Draw an angle with suitable measures and draw a circle that touches its sides.
(a) Where is the centre of the circle located?
(b) Write the geometric principle used in the construction.
Answer:
Draw a cone and draw its angle bisector. From a point on the bisector, take the perpendicular distance to the sides of the cone as the radius and draw the circle.

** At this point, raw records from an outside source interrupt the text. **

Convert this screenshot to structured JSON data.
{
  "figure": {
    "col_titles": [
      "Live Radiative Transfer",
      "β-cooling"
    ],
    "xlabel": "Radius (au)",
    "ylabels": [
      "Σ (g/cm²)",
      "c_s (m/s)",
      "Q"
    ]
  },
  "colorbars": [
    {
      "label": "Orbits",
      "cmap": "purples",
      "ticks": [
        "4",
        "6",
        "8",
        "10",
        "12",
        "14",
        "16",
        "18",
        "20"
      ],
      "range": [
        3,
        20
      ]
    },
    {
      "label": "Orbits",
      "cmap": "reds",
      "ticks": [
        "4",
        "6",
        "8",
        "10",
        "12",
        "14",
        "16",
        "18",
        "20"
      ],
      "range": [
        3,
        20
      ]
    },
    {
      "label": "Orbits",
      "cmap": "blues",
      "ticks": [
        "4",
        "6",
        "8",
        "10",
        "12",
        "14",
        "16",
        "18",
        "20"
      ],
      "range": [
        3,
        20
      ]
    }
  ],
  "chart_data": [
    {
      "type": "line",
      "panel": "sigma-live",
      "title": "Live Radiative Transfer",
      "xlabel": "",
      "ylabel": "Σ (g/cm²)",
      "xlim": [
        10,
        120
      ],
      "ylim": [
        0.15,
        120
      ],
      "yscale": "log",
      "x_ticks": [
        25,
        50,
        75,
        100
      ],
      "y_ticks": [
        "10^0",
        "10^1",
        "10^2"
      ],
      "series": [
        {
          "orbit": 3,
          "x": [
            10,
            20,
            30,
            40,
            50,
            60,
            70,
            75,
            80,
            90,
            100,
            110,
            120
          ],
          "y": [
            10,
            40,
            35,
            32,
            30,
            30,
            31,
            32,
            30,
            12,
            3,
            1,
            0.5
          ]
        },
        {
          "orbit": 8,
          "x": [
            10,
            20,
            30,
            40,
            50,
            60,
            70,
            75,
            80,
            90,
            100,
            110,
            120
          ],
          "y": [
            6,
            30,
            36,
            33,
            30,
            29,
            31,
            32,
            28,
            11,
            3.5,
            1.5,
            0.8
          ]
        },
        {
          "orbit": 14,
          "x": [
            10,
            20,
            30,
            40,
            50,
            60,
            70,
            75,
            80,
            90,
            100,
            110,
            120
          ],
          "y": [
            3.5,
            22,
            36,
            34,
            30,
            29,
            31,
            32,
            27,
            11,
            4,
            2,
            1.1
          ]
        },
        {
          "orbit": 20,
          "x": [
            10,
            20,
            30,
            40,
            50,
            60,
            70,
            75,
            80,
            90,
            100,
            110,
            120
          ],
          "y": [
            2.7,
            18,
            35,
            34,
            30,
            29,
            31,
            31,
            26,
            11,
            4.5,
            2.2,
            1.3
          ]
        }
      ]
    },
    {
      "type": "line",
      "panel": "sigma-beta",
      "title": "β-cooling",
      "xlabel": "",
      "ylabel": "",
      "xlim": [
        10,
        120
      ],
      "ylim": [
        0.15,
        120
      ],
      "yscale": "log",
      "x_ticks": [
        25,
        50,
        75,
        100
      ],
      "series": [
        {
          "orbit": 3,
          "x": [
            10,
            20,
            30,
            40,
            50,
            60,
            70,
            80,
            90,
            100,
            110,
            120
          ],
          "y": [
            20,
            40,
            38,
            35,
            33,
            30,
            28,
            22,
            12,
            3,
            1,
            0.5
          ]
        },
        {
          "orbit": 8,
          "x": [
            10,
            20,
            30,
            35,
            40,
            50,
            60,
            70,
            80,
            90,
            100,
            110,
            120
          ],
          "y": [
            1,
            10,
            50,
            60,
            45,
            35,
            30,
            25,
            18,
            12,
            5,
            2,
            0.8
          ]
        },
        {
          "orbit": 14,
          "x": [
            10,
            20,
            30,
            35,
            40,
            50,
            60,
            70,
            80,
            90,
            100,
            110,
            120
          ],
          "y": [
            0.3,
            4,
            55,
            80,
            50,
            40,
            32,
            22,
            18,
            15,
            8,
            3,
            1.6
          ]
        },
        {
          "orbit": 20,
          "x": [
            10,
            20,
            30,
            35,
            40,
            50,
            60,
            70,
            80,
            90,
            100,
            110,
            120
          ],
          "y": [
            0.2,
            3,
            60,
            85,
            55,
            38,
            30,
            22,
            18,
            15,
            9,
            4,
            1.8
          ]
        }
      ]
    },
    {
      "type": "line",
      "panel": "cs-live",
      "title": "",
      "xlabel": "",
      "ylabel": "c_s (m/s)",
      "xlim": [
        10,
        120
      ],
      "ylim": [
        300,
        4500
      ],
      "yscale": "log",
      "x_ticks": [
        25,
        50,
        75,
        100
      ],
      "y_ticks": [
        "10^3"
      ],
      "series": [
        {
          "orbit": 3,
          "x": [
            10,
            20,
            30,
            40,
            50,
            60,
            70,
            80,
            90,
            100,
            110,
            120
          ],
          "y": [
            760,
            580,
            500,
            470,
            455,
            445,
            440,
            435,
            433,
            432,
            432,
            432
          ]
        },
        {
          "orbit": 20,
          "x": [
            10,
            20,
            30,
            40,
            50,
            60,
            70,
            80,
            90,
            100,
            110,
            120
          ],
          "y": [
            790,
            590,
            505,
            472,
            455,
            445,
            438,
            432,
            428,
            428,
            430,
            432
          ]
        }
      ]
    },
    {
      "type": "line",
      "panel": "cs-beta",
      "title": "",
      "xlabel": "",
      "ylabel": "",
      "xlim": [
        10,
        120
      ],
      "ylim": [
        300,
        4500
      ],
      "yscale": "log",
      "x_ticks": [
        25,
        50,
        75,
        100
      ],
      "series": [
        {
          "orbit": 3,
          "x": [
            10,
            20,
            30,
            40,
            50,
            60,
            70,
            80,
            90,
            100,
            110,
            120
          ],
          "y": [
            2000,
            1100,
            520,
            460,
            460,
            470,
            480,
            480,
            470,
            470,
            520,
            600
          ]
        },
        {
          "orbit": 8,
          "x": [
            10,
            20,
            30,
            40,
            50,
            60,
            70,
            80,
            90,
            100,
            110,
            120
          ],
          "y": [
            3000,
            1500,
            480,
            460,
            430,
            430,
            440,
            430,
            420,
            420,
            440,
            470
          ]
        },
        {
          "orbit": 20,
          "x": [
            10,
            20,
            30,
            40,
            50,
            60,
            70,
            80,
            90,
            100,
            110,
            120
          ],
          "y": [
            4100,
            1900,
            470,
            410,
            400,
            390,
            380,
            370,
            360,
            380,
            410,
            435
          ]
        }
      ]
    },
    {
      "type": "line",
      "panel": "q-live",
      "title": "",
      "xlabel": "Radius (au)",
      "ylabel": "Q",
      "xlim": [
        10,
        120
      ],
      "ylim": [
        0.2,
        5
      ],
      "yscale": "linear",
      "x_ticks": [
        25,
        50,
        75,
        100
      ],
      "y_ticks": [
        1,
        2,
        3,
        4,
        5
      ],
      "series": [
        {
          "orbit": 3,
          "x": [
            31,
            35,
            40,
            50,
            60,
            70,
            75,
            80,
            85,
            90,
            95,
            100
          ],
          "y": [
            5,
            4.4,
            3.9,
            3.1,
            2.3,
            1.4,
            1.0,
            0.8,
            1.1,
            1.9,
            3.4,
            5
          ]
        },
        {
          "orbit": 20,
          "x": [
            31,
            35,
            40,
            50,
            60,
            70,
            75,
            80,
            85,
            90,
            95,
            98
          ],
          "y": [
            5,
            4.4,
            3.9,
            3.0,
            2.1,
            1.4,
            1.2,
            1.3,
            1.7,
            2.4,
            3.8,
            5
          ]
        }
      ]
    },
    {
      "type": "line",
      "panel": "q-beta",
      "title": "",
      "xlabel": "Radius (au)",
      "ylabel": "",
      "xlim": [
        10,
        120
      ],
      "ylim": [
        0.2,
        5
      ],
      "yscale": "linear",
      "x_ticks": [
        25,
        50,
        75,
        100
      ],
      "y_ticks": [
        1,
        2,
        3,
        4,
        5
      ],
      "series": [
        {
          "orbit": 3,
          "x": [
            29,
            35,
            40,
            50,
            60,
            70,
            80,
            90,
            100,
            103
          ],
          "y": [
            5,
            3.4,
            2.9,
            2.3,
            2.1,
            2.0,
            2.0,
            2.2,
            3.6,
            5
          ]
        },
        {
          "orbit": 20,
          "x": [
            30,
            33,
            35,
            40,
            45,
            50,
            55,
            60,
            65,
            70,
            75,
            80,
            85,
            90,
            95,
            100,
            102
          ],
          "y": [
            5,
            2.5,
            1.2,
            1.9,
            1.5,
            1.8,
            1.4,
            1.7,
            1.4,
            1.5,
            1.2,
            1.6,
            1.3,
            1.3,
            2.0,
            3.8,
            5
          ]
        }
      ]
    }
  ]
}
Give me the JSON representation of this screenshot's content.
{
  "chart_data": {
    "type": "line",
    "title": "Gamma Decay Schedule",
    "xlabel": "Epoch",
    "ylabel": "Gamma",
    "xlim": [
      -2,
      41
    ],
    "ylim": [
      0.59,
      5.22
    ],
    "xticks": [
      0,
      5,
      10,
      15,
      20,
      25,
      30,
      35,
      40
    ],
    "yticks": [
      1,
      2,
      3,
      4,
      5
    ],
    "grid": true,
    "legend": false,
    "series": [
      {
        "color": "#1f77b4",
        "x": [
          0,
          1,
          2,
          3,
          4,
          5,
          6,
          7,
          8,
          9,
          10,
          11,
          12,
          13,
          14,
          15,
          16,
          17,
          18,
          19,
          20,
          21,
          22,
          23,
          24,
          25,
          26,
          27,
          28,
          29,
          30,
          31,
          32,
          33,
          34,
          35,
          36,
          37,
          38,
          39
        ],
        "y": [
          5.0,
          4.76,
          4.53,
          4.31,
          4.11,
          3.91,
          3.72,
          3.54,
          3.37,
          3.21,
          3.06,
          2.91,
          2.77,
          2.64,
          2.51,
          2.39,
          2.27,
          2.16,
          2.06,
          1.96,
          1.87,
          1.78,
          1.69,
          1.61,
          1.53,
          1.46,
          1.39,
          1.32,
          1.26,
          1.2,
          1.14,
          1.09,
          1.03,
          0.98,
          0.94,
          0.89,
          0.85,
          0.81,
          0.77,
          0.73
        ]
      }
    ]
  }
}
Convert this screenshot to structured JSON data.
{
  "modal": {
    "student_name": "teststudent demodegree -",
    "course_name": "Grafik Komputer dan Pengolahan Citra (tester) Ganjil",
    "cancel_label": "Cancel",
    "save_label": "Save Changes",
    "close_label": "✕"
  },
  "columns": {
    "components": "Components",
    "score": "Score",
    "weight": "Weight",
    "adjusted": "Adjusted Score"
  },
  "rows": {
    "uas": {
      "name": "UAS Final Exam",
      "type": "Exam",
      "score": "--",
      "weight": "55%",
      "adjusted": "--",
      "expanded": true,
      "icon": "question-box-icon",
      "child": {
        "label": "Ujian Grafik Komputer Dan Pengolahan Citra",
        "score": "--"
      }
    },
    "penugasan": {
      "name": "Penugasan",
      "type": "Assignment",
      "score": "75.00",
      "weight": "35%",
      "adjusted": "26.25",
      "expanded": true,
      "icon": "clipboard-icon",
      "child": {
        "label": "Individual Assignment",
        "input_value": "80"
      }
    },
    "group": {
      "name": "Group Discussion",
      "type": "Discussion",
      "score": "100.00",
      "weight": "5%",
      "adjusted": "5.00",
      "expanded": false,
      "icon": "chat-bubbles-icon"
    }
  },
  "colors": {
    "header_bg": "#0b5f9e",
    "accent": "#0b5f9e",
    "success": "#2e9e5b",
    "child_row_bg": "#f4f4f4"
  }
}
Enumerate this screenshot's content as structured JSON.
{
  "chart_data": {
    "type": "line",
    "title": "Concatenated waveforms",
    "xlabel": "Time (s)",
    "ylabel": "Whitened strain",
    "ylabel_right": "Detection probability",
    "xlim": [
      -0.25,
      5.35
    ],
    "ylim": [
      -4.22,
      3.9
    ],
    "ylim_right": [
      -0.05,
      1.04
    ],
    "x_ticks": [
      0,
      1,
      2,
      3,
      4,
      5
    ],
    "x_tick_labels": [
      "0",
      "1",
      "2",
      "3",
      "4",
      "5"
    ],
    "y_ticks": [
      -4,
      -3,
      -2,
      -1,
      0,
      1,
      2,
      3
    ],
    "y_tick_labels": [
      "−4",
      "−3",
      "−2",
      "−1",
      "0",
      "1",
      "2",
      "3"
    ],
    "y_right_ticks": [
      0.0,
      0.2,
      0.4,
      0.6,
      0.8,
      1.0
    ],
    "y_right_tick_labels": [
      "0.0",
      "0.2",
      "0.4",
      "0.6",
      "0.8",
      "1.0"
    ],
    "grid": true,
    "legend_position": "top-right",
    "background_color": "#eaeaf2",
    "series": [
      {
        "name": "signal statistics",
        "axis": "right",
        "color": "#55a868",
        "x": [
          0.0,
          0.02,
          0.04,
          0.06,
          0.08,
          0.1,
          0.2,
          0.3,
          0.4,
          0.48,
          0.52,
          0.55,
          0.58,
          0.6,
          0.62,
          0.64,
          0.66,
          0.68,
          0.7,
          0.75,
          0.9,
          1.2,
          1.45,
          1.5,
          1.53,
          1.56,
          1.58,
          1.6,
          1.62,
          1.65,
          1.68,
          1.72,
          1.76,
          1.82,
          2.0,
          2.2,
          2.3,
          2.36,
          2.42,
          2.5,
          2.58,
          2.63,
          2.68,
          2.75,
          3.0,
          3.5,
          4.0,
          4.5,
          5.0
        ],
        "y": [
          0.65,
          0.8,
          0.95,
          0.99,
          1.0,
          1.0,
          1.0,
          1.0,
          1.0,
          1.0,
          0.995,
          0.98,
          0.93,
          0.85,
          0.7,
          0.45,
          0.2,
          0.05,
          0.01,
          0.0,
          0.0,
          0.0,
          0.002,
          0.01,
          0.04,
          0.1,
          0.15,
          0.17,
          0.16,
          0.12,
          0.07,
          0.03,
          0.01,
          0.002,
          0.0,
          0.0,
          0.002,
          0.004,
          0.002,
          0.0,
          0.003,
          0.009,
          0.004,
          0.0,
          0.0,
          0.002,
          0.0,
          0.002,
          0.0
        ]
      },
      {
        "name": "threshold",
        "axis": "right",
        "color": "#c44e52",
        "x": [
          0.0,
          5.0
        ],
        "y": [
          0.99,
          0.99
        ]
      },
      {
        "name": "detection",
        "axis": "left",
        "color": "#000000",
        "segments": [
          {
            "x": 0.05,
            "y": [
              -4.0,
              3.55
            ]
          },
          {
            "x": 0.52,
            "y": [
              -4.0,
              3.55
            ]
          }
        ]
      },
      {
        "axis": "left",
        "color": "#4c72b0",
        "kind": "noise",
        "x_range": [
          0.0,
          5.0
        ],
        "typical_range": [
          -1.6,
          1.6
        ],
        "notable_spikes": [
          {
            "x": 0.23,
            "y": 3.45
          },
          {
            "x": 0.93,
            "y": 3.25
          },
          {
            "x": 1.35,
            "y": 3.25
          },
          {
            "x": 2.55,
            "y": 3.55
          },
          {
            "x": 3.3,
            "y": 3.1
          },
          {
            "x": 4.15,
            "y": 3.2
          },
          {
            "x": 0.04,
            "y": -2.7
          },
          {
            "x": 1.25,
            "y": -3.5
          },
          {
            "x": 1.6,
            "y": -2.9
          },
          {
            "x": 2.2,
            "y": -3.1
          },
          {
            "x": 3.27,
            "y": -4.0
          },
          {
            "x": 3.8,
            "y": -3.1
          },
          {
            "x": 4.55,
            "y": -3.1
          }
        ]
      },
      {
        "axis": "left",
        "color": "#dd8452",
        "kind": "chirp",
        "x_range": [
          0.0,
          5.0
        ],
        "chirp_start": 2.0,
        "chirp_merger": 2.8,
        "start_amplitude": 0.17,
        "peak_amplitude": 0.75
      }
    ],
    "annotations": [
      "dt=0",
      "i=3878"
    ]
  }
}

(a) On the angle bisector of the cone.
(b) A tangent to a circle at any point is perpendicular to the radius drawn to that point.
Question 4.
In ∆ABC, AB = 7 cm, ∠A = 40°, ∠B = 60°
(a) Draw the triangle using the given measurements.
(b) Draw the circle that touches the sides of the triangle.
(c) Measure and write down the radius.
Answer:
(a) A triangle is drawn using the given measurements.
(b) Draw the angle bisectors of any two angles.
(c) Using the point where the bisectors meet as the centre, draw the circle by taking the perpendicular distance from this point to any side as the radius.